The “realist” view on Microsoft’s future is that Windows and Microsoft Office licenses will continue to be the company’s bread and butter, and that enterprise-focused cloud initiatives like Azure and Office 365 will supplement this growth. In this view Microsoft’s struggles in mobile, the rapid growth of Apple and the proliferation of Linux aren’t real threats to the company. After all, even though OSX and Linux are growing faster than Windows, Windows is still growing. And it’s too early to write Microsoft out of the mobile game, before its partnership with Nokia comes to fruition and before it even releases its tablets. It’s a reasonable view of where things are going.
Then there’s the other vision, which we might call the Cassandra version.
In this visoin, Microsoft loses out in the operating system wars, Office becomes less relevant in the market and Microsoft’s mobile ambitions were doomed from the start. This view sees Office 365 losing out to Google Docs and Azure losing out to the plethora of alternatives. Bing might be Microsoft’s only hope in this view, and even that’s a long shot.
TechCrunch’s MG Siegler has called Microsoft’s Online Services “the worst Internet startup ever” because of its massive losses ($726 million last quarter).
Bing gained traction this year, but may already be slipping in popularity.
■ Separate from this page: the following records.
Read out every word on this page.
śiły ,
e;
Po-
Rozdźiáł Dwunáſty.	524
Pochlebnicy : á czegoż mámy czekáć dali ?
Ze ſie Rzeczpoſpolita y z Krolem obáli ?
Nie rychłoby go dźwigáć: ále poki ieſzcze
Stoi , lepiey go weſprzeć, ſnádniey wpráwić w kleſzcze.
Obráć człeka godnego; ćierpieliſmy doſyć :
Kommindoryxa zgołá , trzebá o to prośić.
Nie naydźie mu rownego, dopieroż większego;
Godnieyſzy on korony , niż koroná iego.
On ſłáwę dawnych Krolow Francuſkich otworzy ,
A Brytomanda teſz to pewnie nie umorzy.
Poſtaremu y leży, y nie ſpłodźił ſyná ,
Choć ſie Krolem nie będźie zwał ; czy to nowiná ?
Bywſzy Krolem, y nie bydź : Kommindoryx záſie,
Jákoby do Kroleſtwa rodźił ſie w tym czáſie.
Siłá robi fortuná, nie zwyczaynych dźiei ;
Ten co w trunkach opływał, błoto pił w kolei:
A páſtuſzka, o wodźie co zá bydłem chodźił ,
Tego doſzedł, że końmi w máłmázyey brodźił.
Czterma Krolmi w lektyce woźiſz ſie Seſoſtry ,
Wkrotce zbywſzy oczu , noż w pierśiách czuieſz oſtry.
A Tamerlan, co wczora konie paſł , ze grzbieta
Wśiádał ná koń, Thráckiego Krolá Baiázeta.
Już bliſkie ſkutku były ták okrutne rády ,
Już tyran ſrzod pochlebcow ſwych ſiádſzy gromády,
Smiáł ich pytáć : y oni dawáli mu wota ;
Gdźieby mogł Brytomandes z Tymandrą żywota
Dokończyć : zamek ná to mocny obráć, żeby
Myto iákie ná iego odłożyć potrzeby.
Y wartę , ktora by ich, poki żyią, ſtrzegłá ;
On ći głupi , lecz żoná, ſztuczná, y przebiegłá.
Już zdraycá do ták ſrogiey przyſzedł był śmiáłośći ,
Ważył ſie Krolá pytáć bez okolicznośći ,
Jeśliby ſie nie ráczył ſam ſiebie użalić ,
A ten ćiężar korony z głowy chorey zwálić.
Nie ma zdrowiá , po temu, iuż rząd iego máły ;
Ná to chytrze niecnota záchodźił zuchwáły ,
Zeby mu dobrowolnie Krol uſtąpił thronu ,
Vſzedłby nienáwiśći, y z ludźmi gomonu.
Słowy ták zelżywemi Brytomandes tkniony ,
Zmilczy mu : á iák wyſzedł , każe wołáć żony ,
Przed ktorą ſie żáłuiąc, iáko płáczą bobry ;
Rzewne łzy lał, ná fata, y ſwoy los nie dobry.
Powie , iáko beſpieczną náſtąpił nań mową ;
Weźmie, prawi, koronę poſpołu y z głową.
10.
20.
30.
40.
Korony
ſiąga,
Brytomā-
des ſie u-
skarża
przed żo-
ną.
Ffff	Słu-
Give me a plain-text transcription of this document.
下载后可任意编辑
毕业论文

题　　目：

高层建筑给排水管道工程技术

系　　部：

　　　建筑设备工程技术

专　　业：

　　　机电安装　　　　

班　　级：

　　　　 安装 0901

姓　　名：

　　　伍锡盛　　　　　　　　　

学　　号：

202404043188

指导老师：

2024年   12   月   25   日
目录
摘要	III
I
And as Siegler wrote last year “While Microsoft is monetizing Bing, they’re also spending a huge amount advertising it to get the eyeballs they eventually monetize.”
But what if Bing’s real value is in its APIs and SDKs, not its consumer facing side?
The comments of our poll on Google’s pending closure of several APIs including this comment from STHayden:
At work we wanted to use the translation api but they don’t allow storage in a db and don’t have any comercial license. We went with bing because they had a commercial license we could pay for.
We’ve mentioned before that some new startups are taking an API-only approach to doing business. Microsoft obviously isn’t going to get rid of its Bing branded sites, but would it make sense for the company to focus on its Bing APIs as a revenue generator? It’s an unproven model, and new APIs continually popping up, but it’s an interesting possibility. Microsoft could become a big time data broker and provider of “plumbing” for applications and services that run on any number of platforms and devices.
We’ve covered some of Microsoft’s other big data projects, but it’s not clear yet how the company plans to turn big data into big money. Targeting developers could be just the ticket.
Microsoft does have one initiative along these lines already: Windows Azure DataMarket, which lets companies sell data through REST-based APIs.